Assuming that the Bar/Bat Mitzva ritual ceremony is sincere and inspiring, the party that follows should be complementary, an extension of what took place in the synagogue. The question that those arranging for a party should ask themselves is how can a tasteful and joyous celebration be conducted that rather than standing in opposition to the religious service, commemorates and deepens it? Are there speeches by significant individuals in the Bar/Bat Mitzva’s life, who have led exemplary Jewish lives, and who therefore have earned the right to impart wisdom and goals for the future? Is a sense of the holiness of the occasion maintained, or is it obliterated by merry-making and immodesty? It is difficult to set absolute guidelines when there are so many variables to consider in each individual situation. Perhaps the rule enunciated by King David concerning the members of the Jewish people in Yevamot 79a provides a rule of thumb for not only the individuals themselves, but also the types of celebrations that they organize for themselves, their children, relatives and friends: “There are three characteristics of this nation—They are compassionate, modest and doers of good deeds.” If in the Bar/Bat Mitzva party, the essential qualities of kindness, humility and concern for doing good would be recognized as informing the evening’s program and activities, such celebrations would live up to their Kiddush HaShem potentials.
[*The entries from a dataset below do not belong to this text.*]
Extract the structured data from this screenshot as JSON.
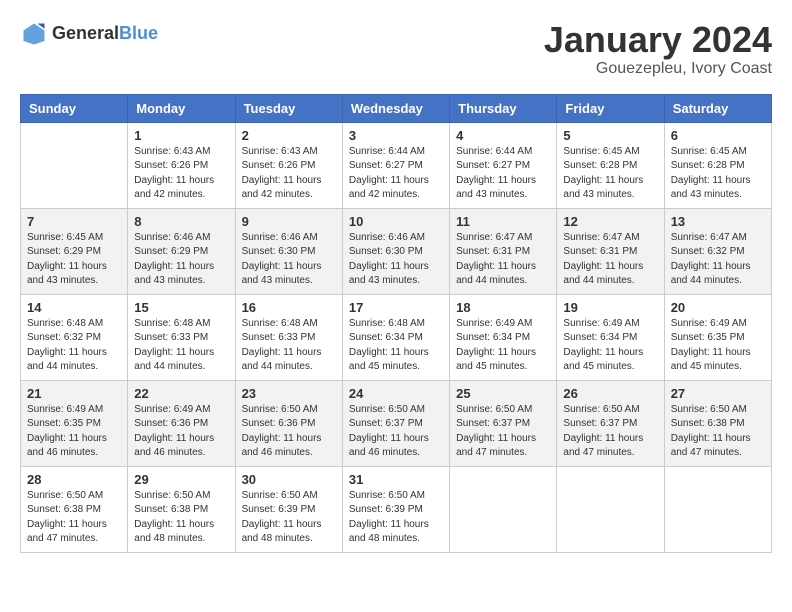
{
  "header": {
    "logo_general": "General",
    "logo_blue": "Blue",
    "month_title": "January 2024",
    "subtitle": "Gouezepleu, Ivory Coast"
  },
  "calendar": {
    "weekdays": [
      "Sunday",
      "Monday",
      "Tuesday",
      "Wednesday",
      "Thursday",
      "Friday",
      "Saturday"
    ],
    "weeks": [
      [
        {
          "day": "",
          "info": ""
        },
        {
          "day": "1",
          "info": "Sunrise: 6:43 AM\nSunset: 6:26 PM\nDaylight: 11 hours\nand 42 minutes."
        },
        {
          "day": "2",
          "info": "Sunrise: 6:43 AM\nSunset: 6:26 PM\nDaylight: 11 hours\nand 42 minutes."
        },
        {
          "day": "3",
          "info": "Sunrise: 6:44 AM\nSunset: 6:27 PM\nDaylight: 11 hours\nand 42 minutes."
        },
        {
          "day": "4",
          "info": "Sunrise: 6:44 AM\nSunset: 6:27 PM\nDaylight: 11 hours\nand 43 minutes."
        },
        {
          "day": "5",
          "info": "Sunrise: 6:45 AM\nSunset: 6:28 PM\nDaylight: 11 hours\nand 43 minutes."
        },
        {
          "day": "6",
          "info": "Sunrise: 6:45 AM\nSunset: 6:28 PM\nDaylight: 11 hours\nand 43 minutes."
        }
      ],
      [
        {
          "day": "7",
          "info": "Sunrise: 6:45 AM\nSunset: 6:29 PM\nDaylight: 11 hours\nand 43 minutes."
        },
        {
          "day": "8",
          "info": "Sunrise: 6:46 AM\nSunset: 6:29 PM\nDaylight: 11 hours\nand 43 minutes."
        },
        {
          "day": "9",
          "info": "Sunrise: 6:46 AM\nSunset: 6:30 PM\nDaylight: 11 hours\nand 43 minutes."
        },
        {
          "day": "10",
          "info": "Sunrise: 6:46 AM\nSunset: 6:30 PM\nDaylight: 11 hours\nand 43 minutes."
        },
        {
          "day": "11",
          "info": "Sunrise: 6:47 AM\nSunset: 6:31 PM\nDaylight: 11 hours\nand 44 minutes."
        },
        {
          "day": "12",
          "info": "Sunrise: 6:47 AM\nSunset: 6:31 PM\nDaylight: 11 hours\nand 44 minutes."
        },
        {
          "day": "13",
          "info": "Sunrise: 6:47 AM\nSunset: 6:32 PM\nDaylight: 11 hours\nand 44 minutes."
        }
      ],
      [
        {
          "day": "14",
          "info": "Sunrise: 6:48 AM\nSunset: 6:32 PM\nDaylight: 11 hours\nand 44 minutes."
        },
        {
          "day": "15",
          "info": "Sunrise: 6:48 AM\nSunset: 6:33 PM\nDaylight: 11 hours\nand 44 minutes."
        },
        {
          "day": "16",
          "info": "Sunrise: 6:48 AM\nSunset: 6:33 PM\nDaylight: 11 hours\nand 44 minutes."
        },
        {
          "day": "17",
          "info": "Sunrise: 6:48 AM\nSunset: 6:34 PM\nDaylight: 11 hours\nand 45 minutes."
        },
        {
          "day": "18",
          "info": "Sunrise: 6:49 AM\nSunset: 6:34 PM\nDaylight: 11 hours\nand 45 minutes."
        },
        {
          "day": "19",
          "info": "Sunrise: 6:49 AM\nSunset: 6:34 PM\nDaylight: 11 hours\nand 45 minutes."
        },
        {
          "day": "20",
          "info": "Sunrise: 6:49 AM\nSunset: 6:35 PM\nDaylight: 11 hours\nand 45 minutes."
        }
      ],
      [
        {
          "day": "21",
          "info": "Sunrise: 6:49 AM\nSunset: 6:35 PM\nDaylight: 11 hours\nand 46 minutes."
        },
        {
          "day": "22",
          "info": "Sunrise: 6:49 AM\nSunset: 6:36 PM\nDaylight: 11 hours\nand 46 minutes."
        },
        {
          "day": "23",
          "info": "Sunrise: 6:50 AM\nSunset: 6:36 PM\nDaylight: 11 hours\nand 46 minutes."
        },
        {
          "day": "24",
          "info": "Sunrise: 6:50 AM\nSunset: 6:37 PM\nDaylight: 11 hours\nand 46 minutes."
        },
        {
          "day": "25",
          "info": "Sunrise: 6:50 AM\nSunset: 6:37 PM\nDaylight: 11 hours\nand 47 minutes."
        },
        {
          "day": "26",
          "info": "Sunrise: 6:50 AM\nSunset: 6:37 PM\nDaylight: 11 hours\nand 47 minutes."
        },
        {
          "day": "27",
          "info": "Sunrise: 6:50 AM\nSunset: 6:38 PM\nDaylight: 11 hours\nand 47 minutes."
        }
      ],
      [
        {
          "day": "28",
          "info": "Sunrise: 6:50 AM\nSunset: 6:38 PM\nDaylight: 11 hours\nand 47 minutes."
        },
        {
          "day": "29",
          "info": "Sunrise: 6:50 AM\nSunset: 6:38 PM\nDaylight: 11 hours\nand 48 minutes."
        },
        {
          "day": "30",
          "info": "Sunrise: 6:50 AM\nSunset: 6:39 PM\nDaylight: 11 hours\nand 48 minutes."
        },
        {
          "day": "31",
          "info": "Sunrise: 6:50 AM\nSunset: 6:39 PM\nDaylight: 11 hours\nand 48 minutes."
        },
        {
          "day": "",
          "info": ""
        },
        {
          "day": "",
          "info": ""
        },
        {
          "day": "",
          "info": ""
        }
      ]
    ]
  }
}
FIRST OF ALL, EVERY BAR OR BAT MITZVAH SHOULD HAVE A “MITZVAH” COMPONENT, IN WHICH THE YOUNG MAN OR WOMAN ACTIVELY ENGAGES IN A PROJECT THAT MAKES HIS/HER COMMUNITY A BETTER PLACE. THOUGH TRADITIONALLY THE ONLY REQUIREMENT TO BECOME A BAR MITZVAH WAS BEING CALLED TO THE READING OF THE TORAH, WE NOW EXPECT THEM TO HAVE A KNOWLEDGE OF AND ABILITY TO, LEAD A SHABBAT SERVICE (OR TWO) READ A SIGNIFICANT PORTION FROM THE WEEK’S PARSHAH, AND DEVELOP AND READ A SIGNIFICANT, MEANINGFUL AND PERSONAL D’VAR TORAH. I REQUIRE EACH ONE TO PREPARE THE LATTER WITH ME, AND THAT INCLUDEDS SOME PRETTY SIGNIFIANT DISCUSSION AND UNDERSTANDING OF THEIR PORTION AND GROWING JEWISHLY.
THE CELEBRATION OR PARTY ASPECT SHOULD BE SECONDARY; IT IS SO UNFORTUNATE WHEN WE HAVE TIO “KEEP UP WITH THE STEINS.” THERE IS CERTAINLY NOTHING WRONG WITH HAVING A PARTY THEME, SO LONG AS THE CELEBRATION IS MODERATE, IN GOOD TASTE, AND IN KEEPING WITH THE NATURE OF THE FAMILY. THERE IS CERTAINLY NO NEED FOR A FAMILY TO GO INTO A HUNDRED THOUSAND DOLLAR DEBT.
MOST RABBIS I KNOW WOULD OFFER PRETTY MUCH THE SAME ADVISE. SIMPLE RULE OF THUMB: “THERE SHOULD BE TWICE AS MUCH MITZVAH AS THERE IS BAR.”